Bayesianism is a mathematical concept, but it is used in epistemological contexts. Basically, it is a model of what confirmation is.
From the Stanford encyclopedia of philosophy;
Though a mathematical triviality, the Theorem's central insight — that a hypothesis is supported by any body of data it renders probable — lies at the heart of all subjectivist approaches to epistemology, statistics, and inductive logic.

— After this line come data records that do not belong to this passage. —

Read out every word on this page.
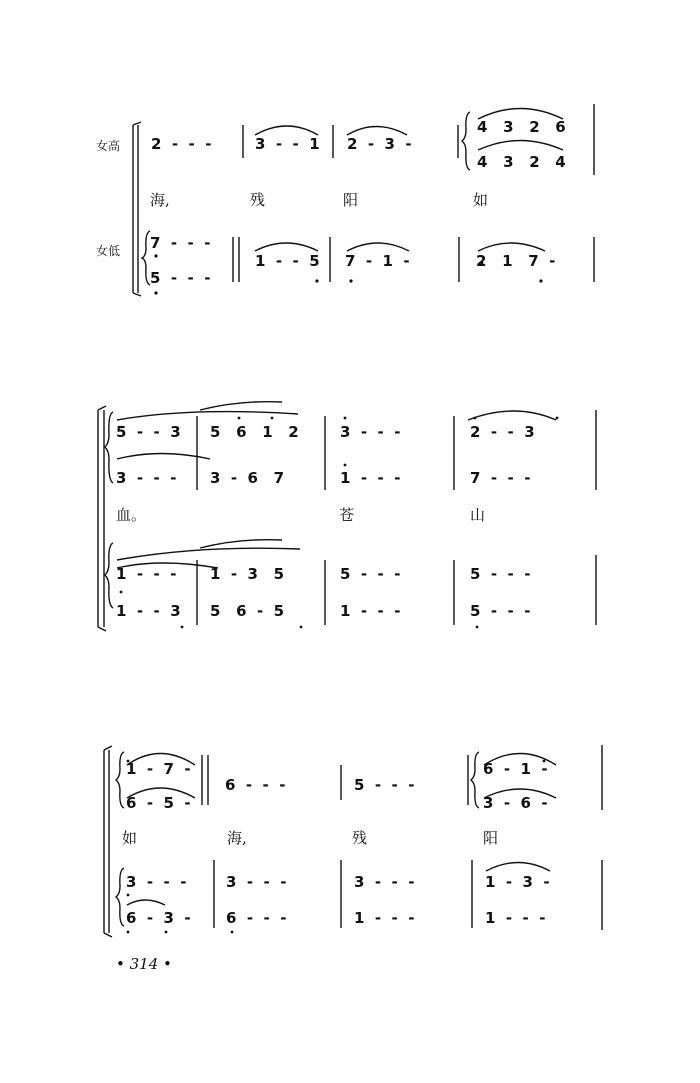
女高
女低
2  -  -  -	3  -  -  1 2  -  3  -
4   3   2   6
4   3   2   4
海,	残	阳	如
7  -  -  -
5  -  -  -
1  -  -  5 7  -  1  -	2   1   7  -
5  -  -  3 5   6   1   2	3  -  -  -	2  -  -  3
3  -  -  - 3  -  6   7	1  -  -  -	7  -  -  -
血。	苍	山
1  -  -  - 1  -  3   5	5  -  -  -	5  -  -  -
1  -  -  3 5   6  -  5	1  -  -  -	5  -  -  -
1  -  7  -
6  -  5  -
6  -  -  -	5  -  -  -
6  -  1  -
3  -  6  -
如	海,	残	阳
3  -  -  -	3  -  -  -	3  -  -  -	1  -  3  -
6  -  3  - 6  -  -  -	1  -  -  -	1  -  -  -
• 314 •
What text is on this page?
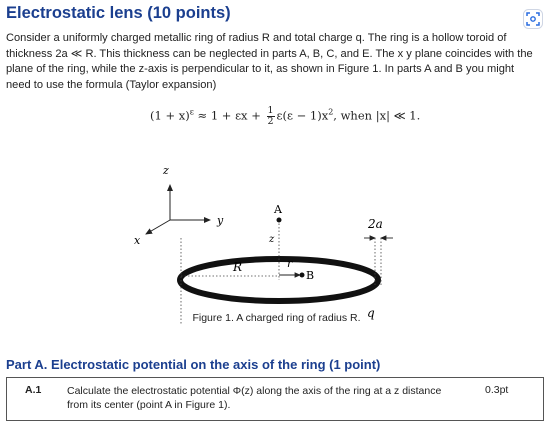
Electrostatic lens (10 points)
Consider a uniformly charged metallic ring of radius R and total charge q. The ring is a hollow toroid of
thickness 2a ≪ R. This thickness can be neglected in parts A, B, C, and E. The x y plane coincides with the
plane of the ring, while the z-axis is perpendicular to it, as shown in Figure 1. In parts A and B you might
need to use the formula (Taylor expansion)
$(1 + x)^\varepsilon \approx 1 + \varepsilon x + \frac{1}{2} \varepsilon(\varepsilon - 1)x^2$, when |x| ≪ 1.
z
y
x
A
z
2a
R	r
B
q
Figure 1. A charged ring of radius R.
Part A. Electrostatic potential on the axis of the ring (1 point)
A.1 Calculate the electrostatic potential Φ(z) along the axis of the ring at a z distance
from its center (point A in Figure 1).
0.3pt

My overall picture of epistemological justification goes something like this. We all start from different places, and have different initial dispositions with respect to the world as we experience it. Then, we acquire further information. Historically people have tried to pull their model of the world apart and start only from certain basics, and believe only what can be built up from there, but I don't think that's necessary, especially when the people who say we have to do it disagree about what has to be in the base. I think it makes more sense to adjust the beliefs we have as we go along and move incrementally toward consensus as evidence comes in. And with some things, the hope of consensus is pretty slight in the foreseeable future, so we are going to keep disagreeing. I think, for example, that atheists and theists are here to stay for a long time, and the fact that we aren't closing in on agreement does not necessarily mean that one side or the other is just being stubborn or delusional. I would say it's because the issue is too complex and there are too many parameters to it to be sure that we have considered everything, and fairly. It's easy to come up with motives for our opponents, but that in itself proves nothing whatsoever.
I believe in God, but there is plenty of disconfirming evidence. It is just that the confirming evidence, all told, outweighs it, as I see it.